Isaac Asimov, em 1950, no livro “Eu, Robô”, acabou por desenvolver as três Leis da Robótica: 1) um robô não pode ferir um humano ou permitir que um humano sofra algum mal; 2) os robôs devem obedecer às ordens dos humanos, exceto nos casos em que tais ordens entrem em conflito com a primeira lei; e 3) um robô deve proteger sua própria existência, desde que não entre em conflito com as leis anteriores.

Se já fossem tão desenvolvidos, talvez não ocorresse tantos episódios de fake news que fazem tanto mal às relações humanas. Mais recentemente, diante da realidade que se impõe cada vez mais aceleradamente de convivermos com máquinas que simulam comportamentos humanos, o exponencial desenvolvimento da tecnologia se chocará, mais cedo ou mais tarde, com nosso atraso como exemplares de “unidades de carbono defeituosas”, como nos nominou V’Ger, em Jornada Das Estrelas, de 1979.

Nesse filme de Jornada Das Estrelas, V’Ger originou-se da sonda espacial Voyager 6, que de fato originalmente nunca foi ao espaço pelo programa de sondas exploratórias espaciais norte-americanas lançadas a partir de 1977 para estudar os planetas do Sistema Solar e que posteriormente prosseguiriam para o espaço interestelar. Pelo enredo, a Voyager 6 acabaria por acumular tanto conhecimento que desenvolveu autoconsciência e voltou à Terra para encontrar seu “criador” – o próprio homem. Por encontrá-la infestada de seres subdesenvolvidos, a ponto de não entenderem o sinal lançado por ela, tornou-se seu objetivo limpar o planeta daquelas “unidades de carbono defeituosas”. A máquina consciente deseja, além disso, unir-se fisicamente ao criador. O filme soluciona a questão de maneira interessante, baseado no sacrifício humano, aliado ao amor, expressado inclusive de maneira carnal, o que nos salvará de sermos varridos do planeta ao qual fazemos tanto mal.

Há várias previsões alarmistas que nos levam a acreditar que o conflito entre o Homo sapiens e as máquinas capacitadas com inteligências artificiais hiperdesenvolvidas será uma questão de tempo.
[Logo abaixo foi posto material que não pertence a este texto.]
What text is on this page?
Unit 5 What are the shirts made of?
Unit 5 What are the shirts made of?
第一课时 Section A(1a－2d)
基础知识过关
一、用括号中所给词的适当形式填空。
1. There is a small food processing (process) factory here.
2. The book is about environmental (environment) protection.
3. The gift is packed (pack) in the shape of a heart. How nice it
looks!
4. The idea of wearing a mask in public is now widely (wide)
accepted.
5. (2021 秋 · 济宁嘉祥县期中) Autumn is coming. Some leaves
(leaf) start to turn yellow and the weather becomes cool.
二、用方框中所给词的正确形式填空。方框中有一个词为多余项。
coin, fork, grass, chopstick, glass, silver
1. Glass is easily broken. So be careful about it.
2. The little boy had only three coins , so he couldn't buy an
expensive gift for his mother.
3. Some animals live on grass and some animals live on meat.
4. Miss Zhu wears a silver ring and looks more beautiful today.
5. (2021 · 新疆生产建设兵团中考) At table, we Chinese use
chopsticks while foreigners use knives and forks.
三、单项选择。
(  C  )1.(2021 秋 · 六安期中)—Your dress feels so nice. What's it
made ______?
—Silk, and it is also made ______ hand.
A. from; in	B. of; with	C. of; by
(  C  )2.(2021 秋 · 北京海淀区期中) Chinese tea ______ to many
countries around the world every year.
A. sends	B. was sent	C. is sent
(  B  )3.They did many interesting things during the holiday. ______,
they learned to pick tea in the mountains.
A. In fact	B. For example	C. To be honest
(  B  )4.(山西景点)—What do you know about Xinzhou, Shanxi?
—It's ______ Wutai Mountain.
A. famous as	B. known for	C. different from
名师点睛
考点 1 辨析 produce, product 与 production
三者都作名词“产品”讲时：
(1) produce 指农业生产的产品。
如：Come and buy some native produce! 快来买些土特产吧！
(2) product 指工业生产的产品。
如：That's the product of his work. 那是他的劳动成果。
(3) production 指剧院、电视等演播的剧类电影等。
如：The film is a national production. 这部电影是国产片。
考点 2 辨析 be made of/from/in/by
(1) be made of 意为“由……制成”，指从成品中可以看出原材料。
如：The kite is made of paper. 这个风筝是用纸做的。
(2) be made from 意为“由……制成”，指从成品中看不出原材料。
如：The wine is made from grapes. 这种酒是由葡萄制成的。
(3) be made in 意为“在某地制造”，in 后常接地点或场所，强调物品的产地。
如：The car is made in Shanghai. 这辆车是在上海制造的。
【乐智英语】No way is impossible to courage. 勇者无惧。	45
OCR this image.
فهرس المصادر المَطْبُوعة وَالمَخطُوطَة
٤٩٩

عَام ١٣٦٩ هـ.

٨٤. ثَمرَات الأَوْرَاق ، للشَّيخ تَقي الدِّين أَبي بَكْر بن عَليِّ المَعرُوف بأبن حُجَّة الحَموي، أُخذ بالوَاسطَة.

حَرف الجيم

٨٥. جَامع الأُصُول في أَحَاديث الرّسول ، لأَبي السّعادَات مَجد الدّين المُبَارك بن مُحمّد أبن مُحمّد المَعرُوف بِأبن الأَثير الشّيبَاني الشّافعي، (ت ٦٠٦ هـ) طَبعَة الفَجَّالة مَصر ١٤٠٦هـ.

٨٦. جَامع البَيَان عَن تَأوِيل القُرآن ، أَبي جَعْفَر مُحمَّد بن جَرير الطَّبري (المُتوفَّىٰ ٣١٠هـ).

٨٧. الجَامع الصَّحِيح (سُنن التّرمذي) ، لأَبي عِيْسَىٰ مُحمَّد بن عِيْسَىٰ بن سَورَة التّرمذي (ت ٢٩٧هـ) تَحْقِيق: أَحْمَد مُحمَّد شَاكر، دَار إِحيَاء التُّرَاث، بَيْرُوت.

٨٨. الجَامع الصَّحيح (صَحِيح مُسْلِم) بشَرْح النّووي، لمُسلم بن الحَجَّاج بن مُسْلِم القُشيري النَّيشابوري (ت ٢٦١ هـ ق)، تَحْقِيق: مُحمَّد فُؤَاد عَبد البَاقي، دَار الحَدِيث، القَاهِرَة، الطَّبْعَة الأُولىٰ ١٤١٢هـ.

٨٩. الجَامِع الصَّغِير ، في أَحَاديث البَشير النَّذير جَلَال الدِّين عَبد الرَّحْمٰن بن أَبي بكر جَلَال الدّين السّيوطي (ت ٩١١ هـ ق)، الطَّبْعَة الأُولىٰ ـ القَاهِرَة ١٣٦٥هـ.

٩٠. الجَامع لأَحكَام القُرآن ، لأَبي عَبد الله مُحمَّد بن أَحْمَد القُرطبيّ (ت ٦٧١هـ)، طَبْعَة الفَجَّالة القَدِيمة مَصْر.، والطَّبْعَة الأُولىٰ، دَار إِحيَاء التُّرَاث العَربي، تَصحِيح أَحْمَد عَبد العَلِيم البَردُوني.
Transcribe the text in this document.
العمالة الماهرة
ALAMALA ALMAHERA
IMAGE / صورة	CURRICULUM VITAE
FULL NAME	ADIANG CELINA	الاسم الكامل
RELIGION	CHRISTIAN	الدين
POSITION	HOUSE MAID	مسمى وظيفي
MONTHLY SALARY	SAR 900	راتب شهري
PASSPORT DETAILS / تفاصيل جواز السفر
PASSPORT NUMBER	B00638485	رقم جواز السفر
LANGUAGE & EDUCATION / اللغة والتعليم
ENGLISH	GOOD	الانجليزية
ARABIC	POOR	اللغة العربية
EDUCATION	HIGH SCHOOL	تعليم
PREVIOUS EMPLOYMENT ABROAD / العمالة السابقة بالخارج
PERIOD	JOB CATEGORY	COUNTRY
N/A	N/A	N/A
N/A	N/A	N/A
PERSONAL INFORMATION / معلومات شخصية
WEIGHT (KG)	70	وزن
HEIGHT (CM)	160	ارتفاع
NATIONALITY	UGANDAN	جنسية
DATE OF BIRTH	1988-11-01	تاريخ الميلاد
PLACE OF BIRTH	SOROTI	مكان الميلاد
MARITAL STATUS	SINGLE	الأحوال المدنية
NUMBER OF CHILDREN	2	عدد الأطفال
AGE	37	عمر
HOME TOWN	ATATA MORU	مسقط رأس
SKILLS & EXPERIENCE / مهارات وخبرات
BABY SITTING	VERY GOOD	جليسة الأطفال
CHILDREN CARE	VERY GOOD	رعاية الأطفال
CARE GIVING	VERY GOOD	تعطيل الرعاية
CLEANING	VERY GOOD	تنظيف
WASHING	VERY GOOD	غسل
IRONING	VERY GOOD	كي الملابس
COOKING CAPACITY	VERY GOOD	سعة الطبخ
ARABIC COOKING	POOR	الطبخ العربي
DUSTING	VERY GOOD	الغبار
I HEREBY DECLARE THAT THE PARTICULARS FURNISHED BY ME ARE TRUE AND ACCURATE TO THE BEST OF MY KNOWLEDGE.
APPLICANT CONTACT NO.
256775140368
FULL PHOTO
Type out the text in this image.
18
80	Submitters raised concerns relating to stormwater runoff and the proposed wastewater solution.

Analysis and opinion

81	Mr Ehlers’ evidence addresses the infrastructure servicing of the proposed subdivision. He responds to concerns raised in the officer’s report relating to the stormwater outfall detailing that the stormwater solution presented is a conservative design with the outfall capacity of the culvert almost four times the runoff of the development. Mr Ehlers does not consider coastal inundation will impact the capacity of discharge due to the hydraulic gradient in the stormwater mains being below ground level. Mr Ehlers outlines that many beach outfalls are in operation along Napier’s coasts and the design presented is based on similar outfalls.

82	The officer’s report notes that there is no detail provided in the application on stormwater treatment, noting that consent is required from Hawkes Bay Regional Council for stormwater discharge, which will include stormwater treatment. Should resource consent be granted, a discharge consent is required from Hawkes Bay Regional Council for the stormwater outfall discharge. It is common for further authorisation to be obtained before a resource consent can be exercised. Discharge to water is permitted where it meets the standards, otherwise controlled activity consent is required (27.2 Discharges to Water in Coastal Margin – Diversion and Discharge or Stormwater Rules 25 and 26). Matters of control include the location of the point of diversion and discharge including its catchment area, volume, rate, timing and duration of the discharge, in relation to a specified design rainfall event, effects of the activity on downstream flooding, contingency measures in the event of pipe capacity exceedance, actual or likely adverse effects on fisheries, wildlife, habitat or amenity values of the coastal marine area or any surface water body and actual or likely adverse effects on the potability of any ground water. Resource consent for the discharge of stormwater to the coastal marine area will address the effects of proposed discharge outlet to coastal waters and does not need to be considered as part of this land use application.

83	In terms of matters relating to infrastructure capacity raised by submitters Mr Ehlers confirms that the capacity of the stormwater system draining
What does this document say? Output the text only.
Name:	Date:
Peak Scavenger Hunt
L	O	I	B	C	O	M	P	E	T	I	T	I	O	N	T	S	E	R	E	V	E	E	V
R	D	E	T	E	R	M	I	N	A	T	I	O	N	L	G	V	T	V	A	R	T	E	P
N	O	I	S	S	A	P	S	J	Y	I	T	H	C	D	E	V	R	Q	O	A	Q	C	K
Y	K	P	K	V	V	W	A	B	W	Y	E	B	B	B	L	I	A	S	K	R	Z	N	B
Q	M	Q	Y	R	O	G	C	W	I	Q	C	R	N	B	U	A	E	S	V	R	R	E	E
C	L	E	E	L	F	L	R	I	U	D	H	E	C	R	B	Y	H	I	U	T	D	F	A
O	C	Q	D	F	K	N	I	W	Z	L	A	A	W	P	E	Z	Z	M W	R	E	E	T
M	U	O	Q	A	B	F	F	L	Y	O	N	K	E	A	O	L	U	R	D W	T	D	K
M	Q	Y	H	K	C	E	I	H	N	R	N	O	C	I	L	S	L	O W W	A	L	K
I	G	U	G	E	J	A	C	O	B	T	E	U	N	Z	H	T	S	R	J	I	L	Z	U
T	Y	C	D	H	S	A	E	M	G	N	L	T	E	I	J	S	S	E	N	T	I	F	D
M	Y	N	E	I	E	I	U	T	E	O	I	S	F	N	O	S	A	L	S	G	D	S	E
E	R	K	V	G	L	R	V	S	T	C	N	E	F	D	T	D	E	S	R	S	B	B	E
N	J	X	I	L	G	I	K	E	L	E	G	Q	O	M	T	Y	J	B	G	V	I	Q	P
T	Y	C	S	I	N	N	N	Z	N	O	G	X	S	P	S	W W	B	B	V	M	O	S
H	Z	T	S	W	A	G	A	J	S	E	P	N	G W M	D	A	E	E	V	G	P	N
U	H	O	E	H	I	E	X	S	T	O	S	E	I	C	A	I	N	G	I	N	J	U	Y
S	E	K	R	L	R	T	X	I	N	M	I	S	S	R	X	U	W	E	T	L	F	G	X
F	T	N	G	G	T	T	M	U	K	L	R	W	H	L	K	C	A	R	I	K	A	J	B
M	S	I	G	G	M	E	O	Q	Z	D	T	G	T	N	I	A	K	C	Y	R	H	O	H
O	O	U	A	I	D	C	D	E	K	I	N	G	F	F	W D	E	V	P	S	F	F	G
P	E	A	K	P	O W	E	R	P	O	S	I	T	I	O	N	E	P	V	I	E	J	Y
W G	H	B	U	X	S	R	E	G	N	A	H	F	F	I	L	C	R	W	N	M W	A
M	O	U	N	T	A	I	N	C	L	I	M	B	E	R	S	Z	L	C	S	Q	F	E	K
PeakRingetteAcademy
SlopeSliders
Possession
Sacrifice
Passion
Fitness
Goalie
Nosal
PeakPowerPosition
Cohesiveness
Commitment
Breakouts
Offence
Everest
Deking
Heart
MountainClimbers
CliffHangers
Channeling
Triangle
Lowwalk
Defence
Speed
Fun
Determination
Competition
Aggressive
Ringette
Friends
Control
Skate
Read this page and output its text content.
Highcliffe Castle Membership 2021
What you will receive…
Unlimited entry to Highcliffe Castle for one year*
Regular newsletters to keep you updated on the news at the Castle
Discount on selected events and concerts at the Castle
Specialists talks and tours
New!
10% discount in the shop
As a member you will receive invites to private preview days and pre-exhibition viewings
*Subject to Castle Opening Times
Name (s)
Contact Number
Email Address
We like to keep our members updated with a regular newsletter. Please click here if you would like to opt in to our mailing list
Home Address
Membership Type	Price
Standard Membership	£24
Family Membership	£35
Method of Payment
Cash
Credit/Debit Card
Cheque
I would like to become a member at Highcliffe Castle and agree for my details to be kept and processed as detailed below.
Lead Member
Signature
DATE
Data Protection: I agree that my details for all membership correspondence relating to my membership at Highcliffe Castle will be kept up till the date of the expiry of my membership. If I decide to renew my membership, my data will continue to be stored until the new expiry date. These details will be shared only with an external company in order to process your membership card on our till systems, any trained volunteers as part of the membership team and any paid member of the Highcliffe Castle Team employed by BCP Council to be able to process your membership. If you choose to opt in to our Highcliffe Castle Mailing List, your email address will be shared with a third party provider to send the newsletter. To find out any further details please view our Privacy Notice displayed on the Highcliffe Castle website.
Não duvido, se compreendermos que a lógica do desenvolvimento de uma espécie como hegemônica passa pela violência e aniquilação de adversários. É o que fazemos com os outros seres com os quais convivemos no Planeta. Por enquanto, não tem sido preciso que as máquinas com Inteligência Artificial se revoltem contra seus criadores e nos exterminem progressivamente. Nós mesmos, com a ajuda da tecnologia que desenvolvemos, estamos fazendo esse trabalho sujo de maneira criativa e exemplar.

Foto: Robô iClub, que tem habilidades motoras avançadas que o permitem pegar e manipular objetos. Ele interage e aprende com o ambiente de forma semelhante a uma criança de dois anos de idade.